Peraturan Pemerintah (PP) No 74/2008 sebagai aturan turunan dari Undang-Undang No 14/2005 tentang Guru dan Dosen, sejatinya juga sudah menegaskan perlindungan terhadap profesi guru.
“Guru Mempunyai kebebasan memberikan Denda kepada peserta didiknya yang melanggar Kebiasaan Religi, Kebiasaan kesusilaan, Kebiasaan kesopanan, peraturan tertulis maupun Tak tertulis yang ditetapkan guru, peraturan tingkat satuan pendidikan, dan peraturan perundang-undangan dalam proses pembelajaran yang berada di Rendah kewenangannya,” bunyi Pasal 39 ayat 1 PP tersebut.

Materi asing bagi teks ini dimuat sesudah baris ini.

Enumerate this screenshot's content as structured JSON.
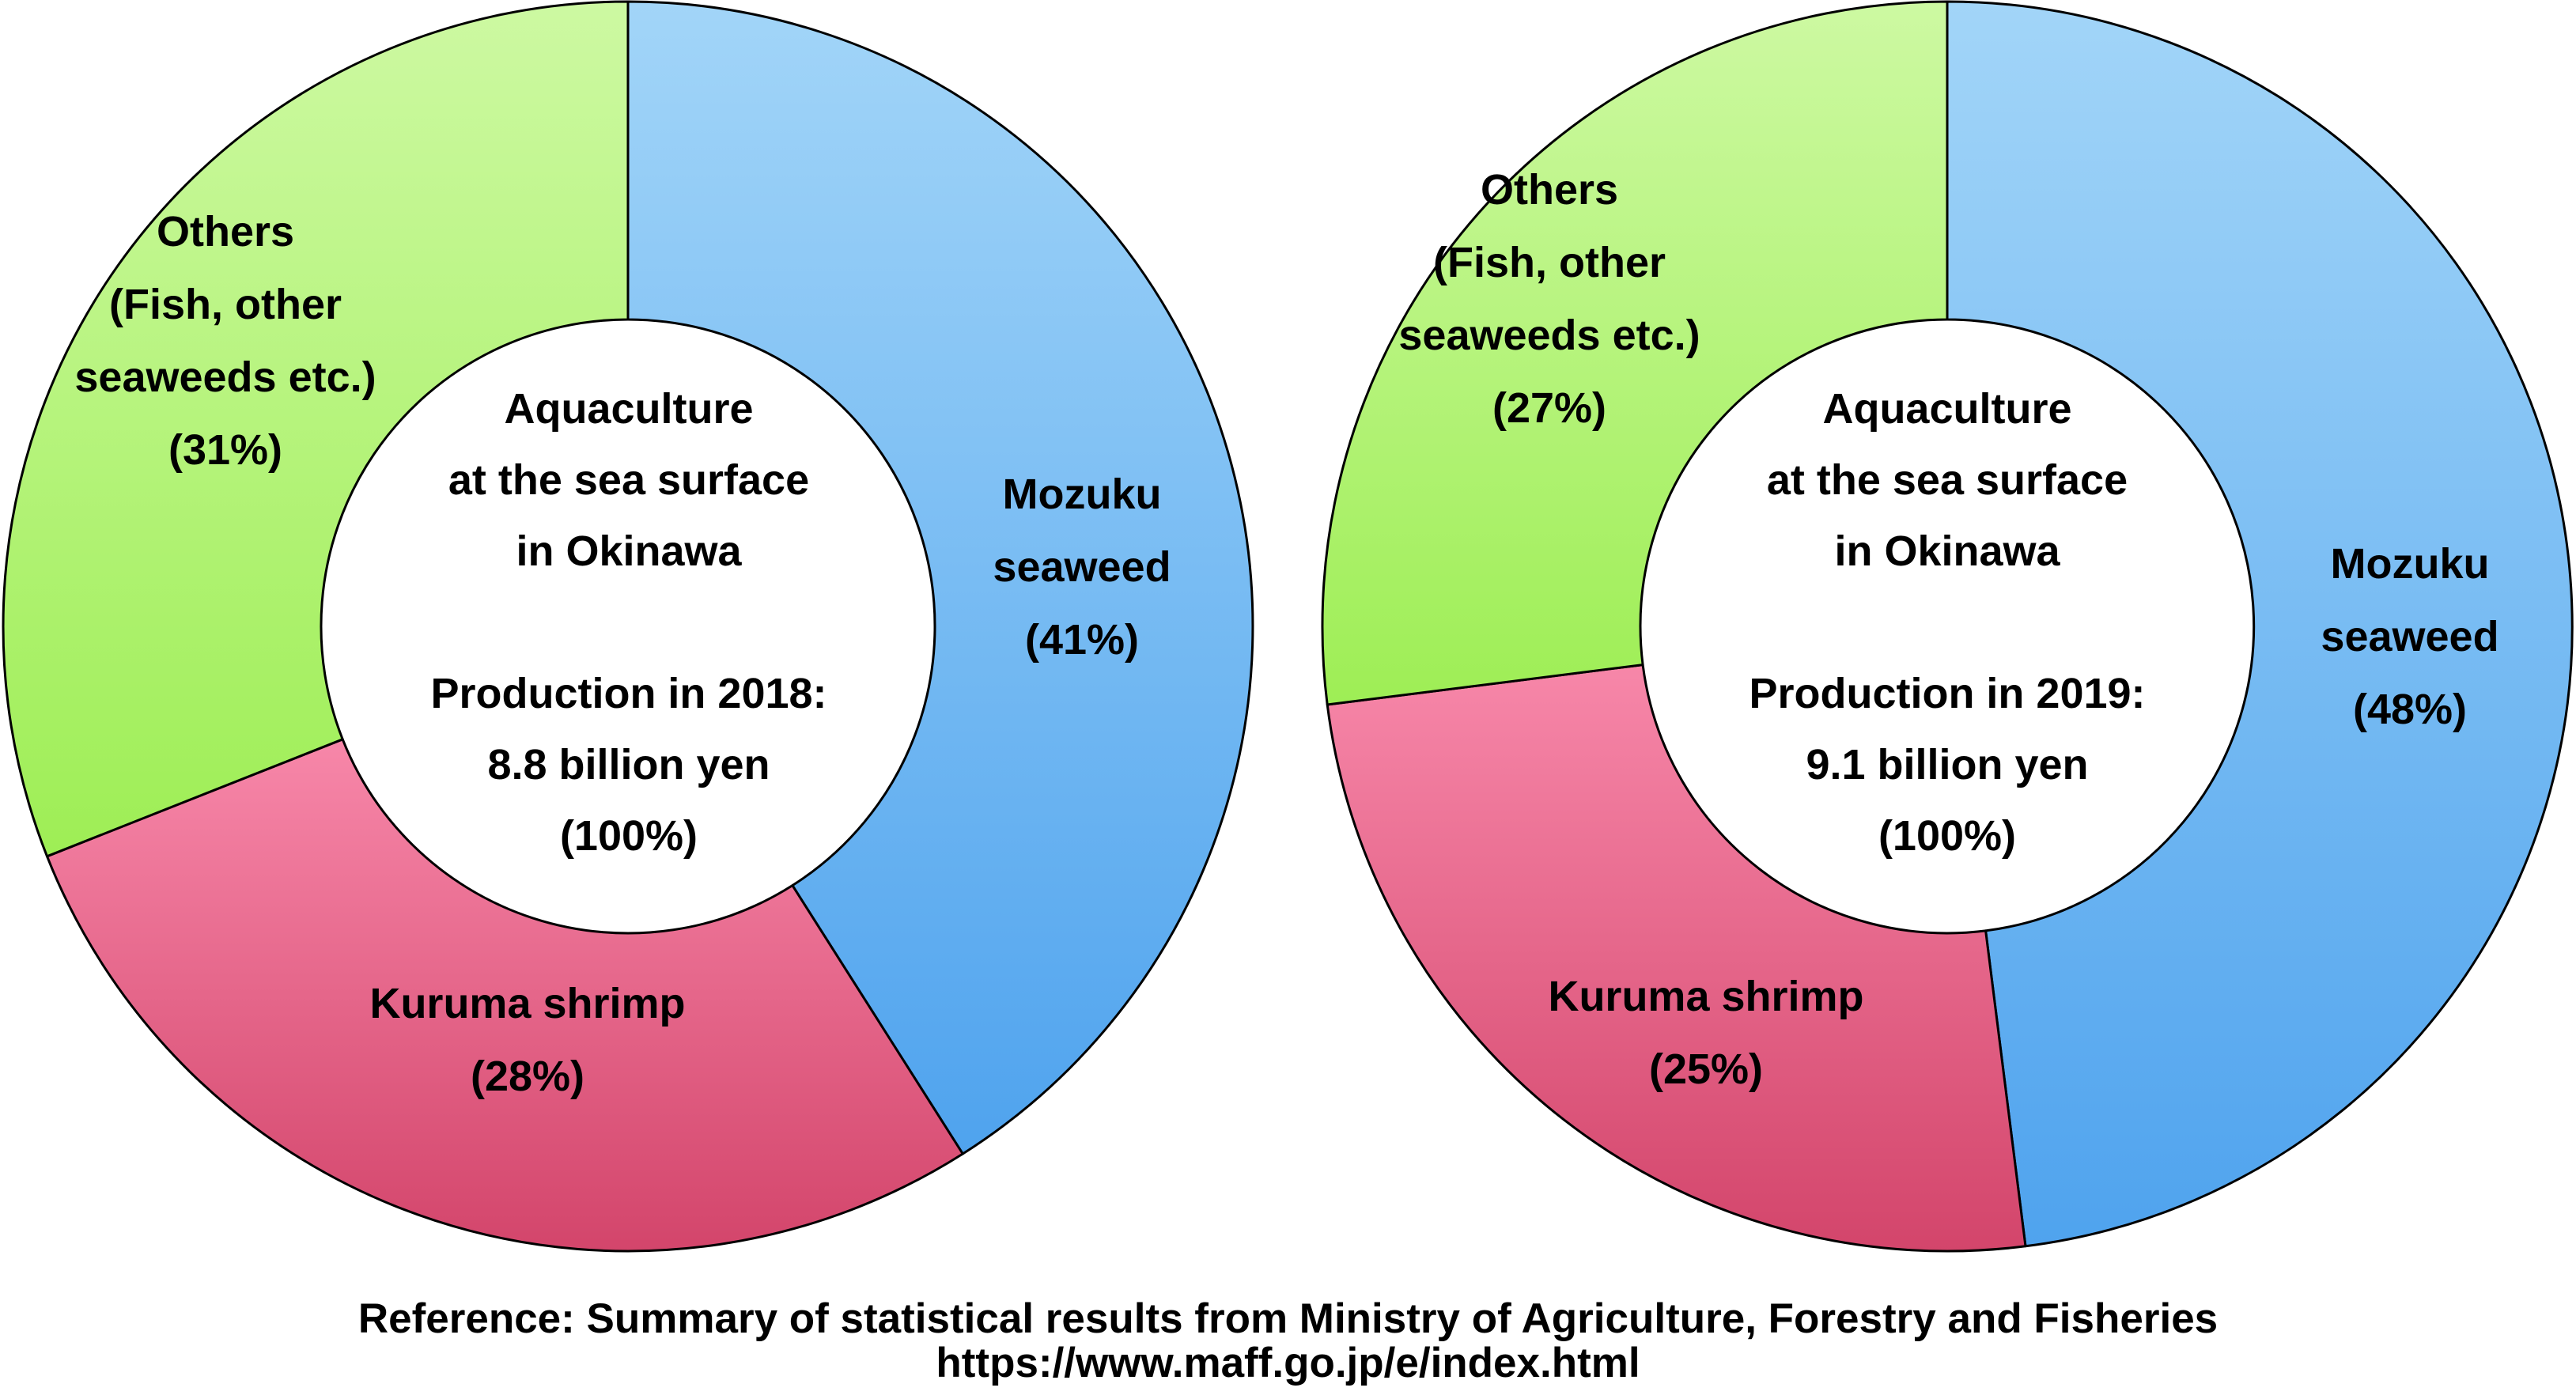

Dalam ayat 2 disebutkan, Denda tersebut dapat berupa teguran dan/atau peringatan, Bagus lisan maupun tulisan, serta hukuman yang bersifat mendidik sesuai dengan kaidah pendidikan, kode etik guru, dan peraturan perundang-undangan. Tak berhenti di situ, Pasal 41 juga menegaskan guru berhak mendapatkan perlindungan hukum dari tindak kekerasan, ancaman, perlakuan diskriminatif, intimidasi, atau perlakuan Tak adil dari pihak peserta didik, orangtua peserta didik, masyarakat, birokrasi, atau pihak lain.
Apabila berkaca pada kasus Supriyani, Eksis baiknya orangtua siswa yang mengadukannya, serta polisi, jaksa, dan pengadilan yang tengah memproses kasus itu, membaca kembali aturan-aturan yang Eksis. Jangan Tamat para penegak hukum menegakkan hukum dengan Metode melanggar hukum.
Lebih dari itu, para penegak hukum mesti kembali kepada kredo besar penegakan hukum, yakni mewujudkan keadilan. Hukum mesti dipisahkan dengan kepentingan kekuasaan dalam Derajat mana pun kekuasaan itu. Para penegak hukum mesti membuktikan bahwa hukum memang Demi meringkus pelaku kriminal, bukan mengkriminalisasi para pihak yang Tak melakukan tindakan kriminal.
Bila Menonton kronologi dan sejumlah fakta, sulit kiranya mengategorikan tindakan guru Supriyani sebagai perilaku kriminal. Karena itu, hentikan kriminalisasi itu segera, agar hukum berlaku adil dan Tak Dapat didikte kekuasaan, apalagi Dana.